The general retort from comedians to people criticizing them is that "The intent of the joke isn't bad, it's all about the intent." I feel this is partially true, but it completely ignores the potential unintended consequences of the things they say, and the potential responsibility people have for the them.

I think this area and ones like it, involving the question of to what degree people with cultural influence should be held accountable for the unintentional impacts of their influence is really interesting and complex. I don't have much more to say beyond that I find it interesting and nuanced.


It is indeed all about the intent and like a dog knows the difference between being kicked and tripped over, we instinctively know the intent. If in our social outrage, we decide to ignore our instinct, then we are essentially just looking for excuses to grandstand our outrage. This grandstanding has the unintended consequence of polarizing a social debate to the point of demonizing and arbitrary adherence on both sides.

It seems that the desire to grandstand our outrage has exploded as we all now have access to our "15 minutes of fame" via our new global social platforms. Like children finding their ability to speak, society as a whole is still in a dadaistic phase. I hope that, with much time and troubles, we eventually learn to speak in a more mature way.

>I think this area and ones like it, involving the question of to what degree people with cultural influence should be held accountable for the unintentional impacts of their influence is really interesting and complex. I don't have much more to say beyond that I find it interesting and nuanced.

Well said and agreed. In our complex social web, the unintended consequences of every nuanced thing we do makes it very hard for the wise to be sure of the societal value of our beliefs and resultant actions. There are very few topics where I am comfortable fully embracing a side.


> How responsible a person should be for the unintentional effects of their actions.

This is already enshrined in law as "negligence" and "reasonable person". It's not helpful to hold people responsible for not considering every possible outcome of what they say, including perspectives that aren't well known.

For example, I'm bipolar. Almost every media representation of bipolar individuals is reinforcing a stereotype that is actively harmful to me. I don't think the average reasonable person would be aware of this.

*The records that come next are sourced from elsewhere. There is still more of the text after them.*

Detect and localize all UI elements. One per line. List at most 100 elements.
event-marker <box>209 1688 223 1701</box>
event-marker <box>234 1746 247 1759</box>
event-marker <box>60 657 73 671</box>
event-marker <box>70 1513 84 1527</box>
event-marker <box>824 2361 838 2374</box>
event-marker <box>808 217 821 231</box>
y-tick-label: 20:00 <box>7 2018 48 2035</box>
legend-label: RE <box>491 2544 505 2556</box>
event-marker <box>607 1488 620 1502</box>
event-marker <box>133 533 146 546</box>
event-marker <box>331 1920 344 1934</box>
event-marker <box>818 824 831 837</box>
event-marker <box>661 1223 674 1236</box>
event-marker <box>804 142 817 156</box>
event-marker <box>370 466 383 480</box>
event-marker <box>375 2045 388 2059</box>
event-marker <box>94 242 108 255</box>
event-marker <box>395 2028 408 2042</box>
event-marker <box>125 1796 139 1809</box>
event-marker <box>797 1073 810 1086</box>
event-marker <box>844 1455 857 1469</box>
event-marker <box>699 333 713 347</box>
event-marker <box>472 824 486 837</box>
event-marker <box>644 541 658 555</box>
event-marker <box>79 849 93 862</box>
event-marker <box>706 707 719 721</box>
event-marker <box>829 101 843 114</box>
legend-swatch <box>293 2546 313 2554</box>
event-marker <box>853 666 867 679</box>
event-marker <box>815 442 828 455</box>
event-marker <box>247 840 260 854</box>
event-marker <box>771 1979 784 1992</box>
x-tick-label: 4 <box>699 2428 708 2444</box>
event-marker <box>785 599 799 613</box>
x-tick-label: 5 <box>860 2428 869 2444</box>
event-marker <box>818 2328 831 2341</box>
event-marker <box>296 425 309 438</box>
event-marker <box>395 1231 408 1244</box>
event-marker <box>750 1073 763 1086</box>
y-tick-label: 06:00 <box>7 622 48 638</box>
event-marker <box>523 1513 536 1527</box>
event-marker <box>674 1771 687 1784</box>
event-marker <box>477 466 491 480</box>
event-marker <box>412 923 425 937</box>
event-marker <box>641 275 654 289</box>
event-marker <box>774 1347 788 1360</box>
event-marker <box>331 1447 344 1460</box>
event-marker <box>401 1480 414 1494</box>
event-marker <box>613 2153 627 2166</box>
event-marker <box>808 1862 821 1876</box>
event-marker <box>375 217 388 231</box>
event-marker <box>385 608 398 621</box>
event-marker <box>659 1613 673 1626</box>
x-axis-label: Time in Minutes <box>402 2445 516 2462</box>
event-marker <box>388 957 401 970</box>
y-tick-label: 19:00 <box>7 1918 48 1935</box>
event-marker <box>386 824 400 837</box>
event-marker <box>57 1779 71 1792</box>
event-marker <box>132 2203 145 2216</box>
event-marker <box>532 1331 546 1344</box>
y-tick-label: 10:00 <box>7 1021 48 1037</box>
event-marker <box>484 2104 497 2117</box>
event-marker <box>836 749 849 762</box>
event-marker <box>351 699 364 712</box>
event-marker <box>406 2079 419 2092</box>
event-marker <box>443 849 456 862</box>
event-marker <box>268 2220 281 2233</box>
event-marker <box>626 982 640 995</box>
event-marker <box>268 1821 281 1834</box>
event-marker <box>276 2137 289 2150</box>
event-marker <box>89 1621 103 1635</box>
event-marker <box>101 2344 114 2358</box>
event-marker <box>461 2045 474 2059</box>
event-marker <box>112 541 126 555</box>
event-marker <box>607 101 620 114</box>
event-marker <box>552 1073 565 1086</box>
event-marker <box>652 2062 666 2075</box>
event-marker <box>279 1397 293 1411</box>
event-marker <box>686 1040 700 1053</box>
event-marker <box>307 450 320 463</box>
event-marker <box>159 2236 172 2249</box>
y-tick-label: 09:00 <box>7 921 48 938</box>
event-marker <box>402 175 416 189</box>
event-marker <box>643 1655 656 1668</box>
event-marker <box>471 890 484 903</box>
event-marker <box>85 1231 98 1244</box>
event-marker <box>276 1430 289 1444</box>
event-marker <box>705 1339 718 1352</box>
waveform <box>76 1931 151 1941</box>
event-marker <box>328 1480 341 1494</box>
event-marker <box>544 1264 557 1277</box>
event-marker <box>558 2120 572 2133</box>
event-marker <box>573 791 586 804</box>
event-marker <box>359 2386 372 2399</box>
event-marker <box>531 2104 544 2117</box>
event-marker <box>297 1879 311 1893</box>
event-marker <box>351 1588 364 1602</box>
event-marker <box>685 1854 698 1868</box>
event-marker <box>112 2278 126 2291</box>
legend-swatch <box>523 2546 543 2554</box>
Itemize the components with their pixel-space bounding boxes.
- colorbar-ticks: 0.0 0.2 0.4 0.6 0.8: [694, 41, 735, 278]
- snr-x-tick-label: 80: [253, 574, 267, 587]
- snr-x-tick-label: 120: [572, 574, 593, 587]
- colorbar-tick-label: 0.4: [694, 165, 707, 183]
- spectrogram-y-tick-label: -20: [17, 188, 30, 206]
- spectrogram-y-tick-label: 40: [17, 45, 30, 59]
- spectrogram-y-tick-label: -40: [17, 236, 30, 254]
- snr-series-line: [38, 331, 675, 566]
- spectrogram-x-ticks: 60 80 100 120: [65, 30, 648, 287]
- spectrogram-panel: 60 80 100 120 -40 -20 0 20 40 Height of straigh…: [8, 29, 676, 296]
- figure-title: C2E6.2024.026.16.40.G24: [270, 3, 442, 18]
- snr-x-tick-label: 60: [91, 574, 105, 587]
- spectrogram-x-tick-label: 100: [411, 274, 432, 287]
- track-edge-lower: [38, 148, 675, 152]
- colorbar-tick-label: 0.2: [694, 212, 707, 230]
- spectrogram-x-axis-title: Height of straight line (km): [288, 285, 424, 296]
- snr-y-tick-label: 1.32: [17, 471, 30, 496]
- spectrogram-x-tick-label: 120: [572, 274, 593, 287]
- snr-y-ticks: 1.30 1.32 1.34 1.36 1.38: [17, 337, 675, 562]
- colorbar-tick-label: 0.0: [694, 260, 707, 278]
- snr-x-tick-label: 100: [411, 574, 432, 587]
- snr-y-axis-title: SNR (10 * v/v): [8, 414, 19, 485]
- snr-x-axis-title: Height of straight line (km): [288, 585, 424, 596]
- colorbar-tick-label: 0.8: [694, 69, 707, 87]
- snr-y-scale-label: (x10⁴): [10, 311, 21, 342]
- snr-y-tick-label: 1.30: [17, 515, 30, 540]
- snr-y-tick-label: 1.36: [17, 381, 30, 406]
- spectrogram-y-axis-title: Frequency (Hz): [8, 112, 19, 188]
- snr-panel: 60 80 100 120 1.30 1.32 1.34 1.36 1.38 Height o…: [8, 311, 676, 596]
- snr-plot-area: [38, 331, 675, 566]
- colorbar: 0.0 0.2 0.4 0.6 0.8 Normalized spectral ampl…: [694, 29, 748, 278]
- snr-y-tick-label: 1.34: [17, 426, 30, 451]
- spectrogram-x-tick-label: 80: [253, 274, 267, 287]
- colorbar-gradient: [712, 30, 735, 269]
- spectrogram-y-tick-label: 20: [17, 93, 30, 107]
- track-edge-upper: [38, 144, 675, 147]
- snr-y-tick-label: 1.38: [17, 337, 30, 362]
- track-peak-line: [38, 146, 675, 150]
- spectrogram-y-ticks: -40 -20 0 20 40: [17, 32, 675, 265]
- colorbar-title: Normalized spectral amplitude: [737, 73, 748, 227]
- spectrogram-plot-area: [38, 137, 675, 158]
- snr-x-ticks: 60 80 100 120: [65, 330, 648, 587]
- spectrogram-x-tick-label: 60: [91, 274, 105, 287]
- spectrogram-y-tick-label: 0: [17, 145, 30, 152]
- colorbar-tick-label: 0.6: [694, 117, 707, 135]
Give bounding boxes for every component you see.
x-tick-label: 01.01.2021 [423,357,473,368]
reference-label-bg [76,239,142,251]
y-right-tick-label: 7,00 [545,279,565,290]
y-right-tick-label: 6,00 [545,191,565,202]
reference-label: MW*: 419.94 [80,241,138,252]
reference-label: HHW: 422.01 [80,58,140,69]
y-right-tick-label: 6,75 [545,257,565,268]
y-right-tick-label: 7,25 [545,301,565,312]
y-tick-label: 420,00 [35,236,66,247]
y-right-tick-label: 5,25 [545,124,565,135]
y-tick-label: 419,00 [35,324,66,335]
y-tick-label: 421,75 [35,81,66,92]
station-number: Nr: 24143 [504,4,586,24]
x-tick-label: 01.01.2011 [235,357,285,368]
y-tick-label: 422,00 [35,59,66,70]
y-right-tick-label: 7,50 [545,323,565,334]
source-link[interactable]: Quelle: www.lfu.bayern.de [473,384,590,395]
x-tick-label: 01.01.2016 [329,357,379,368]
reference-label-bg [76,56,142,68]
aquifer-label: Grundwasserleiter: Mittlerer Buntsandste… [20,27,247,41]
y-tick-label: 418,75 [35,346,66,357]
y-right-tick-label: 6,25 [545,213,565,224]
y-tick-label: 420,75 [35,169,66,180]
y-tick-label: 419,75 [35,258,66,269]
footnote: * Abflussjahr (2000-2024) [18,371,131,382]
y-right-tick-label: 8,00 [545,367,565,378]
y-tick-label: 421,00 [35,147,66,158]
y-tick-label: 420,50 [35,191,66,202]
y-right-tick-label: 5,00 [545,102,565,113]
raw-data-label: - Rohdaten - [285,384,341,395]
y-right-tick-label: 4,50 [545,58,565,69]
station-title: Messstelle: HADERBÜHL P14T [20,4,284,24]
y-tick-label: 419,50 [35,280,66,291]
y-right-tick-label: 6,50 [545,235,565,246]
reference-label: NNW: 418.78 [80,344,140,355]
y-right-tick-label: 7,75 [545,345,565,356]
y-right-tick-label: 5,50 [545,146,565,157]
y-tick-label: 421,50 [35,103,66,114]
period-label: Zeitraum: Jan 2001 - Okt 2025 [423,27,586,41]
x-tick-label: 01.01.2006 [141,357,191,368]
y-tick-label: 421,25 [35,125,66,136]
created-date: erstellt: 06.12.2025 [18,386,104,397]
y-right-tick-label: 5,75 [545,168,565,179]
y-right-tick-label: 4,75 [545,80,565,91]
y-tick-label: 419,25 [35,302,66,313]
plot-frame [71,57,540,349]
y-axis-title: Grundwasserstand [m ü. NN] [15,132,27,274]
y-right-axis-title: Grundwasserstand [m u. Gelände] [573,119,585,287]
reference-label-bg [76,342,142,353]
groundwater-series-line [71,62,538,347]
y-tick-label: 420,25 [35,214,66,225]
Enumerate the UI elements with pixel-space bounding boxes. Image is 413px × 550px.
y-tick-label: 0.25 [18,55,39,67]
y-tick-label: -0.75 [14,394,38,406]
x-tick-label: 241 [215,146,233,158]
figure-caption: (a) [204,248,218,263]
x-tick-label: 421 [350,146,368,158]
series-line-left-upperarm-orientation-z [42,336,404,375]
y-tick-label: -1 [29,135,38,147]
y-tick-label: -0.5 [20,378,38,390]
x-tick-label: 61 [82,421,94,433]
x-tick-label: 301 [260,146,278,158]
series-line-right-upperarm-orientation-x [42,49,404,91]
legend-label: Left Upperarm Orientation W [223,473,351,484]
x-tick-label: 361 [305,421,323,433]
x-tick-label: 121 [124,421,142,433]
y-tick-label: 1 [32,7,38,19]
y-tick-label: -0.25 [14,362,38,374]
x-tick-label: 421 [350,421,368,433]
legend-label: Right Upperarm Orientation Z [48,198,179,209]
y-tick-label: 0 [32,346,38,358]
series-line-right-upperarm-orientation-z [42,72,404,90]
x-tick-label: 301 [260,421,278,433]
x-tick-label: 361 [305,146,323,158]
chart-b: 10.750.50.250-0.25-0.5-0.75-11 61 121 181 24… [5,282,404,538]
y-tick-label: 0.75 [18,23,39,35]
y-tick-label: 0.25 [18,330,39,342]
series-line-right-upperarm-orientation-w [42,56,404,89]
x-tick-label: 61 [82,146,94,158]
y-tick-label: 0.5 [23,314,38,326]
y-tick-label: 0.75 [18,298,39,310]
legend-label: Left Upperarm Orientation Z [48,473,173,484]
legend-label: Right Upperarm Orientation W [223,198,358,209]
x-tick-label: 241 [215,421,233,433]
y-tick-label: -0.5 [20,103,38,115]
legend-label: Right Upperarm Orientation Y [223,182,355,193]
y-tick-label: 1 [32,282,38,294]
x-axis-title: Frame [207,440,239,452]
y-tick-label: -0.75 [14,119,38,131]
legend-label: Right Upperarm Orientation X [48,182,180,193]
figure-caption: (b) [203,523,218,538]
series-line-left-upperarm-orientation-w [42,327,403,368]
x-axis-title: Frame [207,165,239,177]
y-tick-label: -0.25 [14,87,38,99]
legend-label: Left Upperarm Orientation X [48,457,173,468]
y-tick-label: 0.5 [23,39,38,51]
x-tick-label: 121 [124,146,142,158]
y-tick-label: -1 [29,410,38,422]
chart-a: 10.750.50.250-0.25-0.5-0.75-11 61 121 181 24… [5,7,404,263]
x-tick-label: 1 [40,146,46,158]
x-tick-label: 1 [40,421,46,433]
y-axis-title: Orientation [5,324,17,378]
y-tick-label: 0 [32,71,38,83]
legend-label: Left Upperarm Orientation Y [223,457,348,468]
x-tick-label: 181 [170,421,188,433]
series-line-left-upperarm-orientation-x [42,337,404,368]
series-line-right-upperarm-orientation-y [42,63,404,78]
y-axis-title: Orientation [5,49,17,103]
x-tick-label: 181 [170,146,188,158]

Bipolar is not limited to mania and depression. I call it the grab bag of issues. My brain went to the grocery store of mental illness, stuck out an arm across a shelf on aisle 3, and swept everything into the cart, like a snow plow clearing a highway.


I may be mistaken but I believe that human/machine pairing was dominant for a long while, but the last few years the chess solvers have progressed to a point where they're dominant on their own.

Poker on the other hand I think human players still win vs GTO solvers, but again I may be mistaken here too.



Is there a single "intellectual" game left that humans can beat computers at? I suppose an AI has yet to beat lebron james at basketball, but I suppose that's for want of having a body.


> Poker on the other hand I think human players still win vs GTO solvers, but again I may be mistaken here too.

Also an outsider, but I think this has changed in the last year and that AI now is consistently better than top-tier humans at even no-limits poker.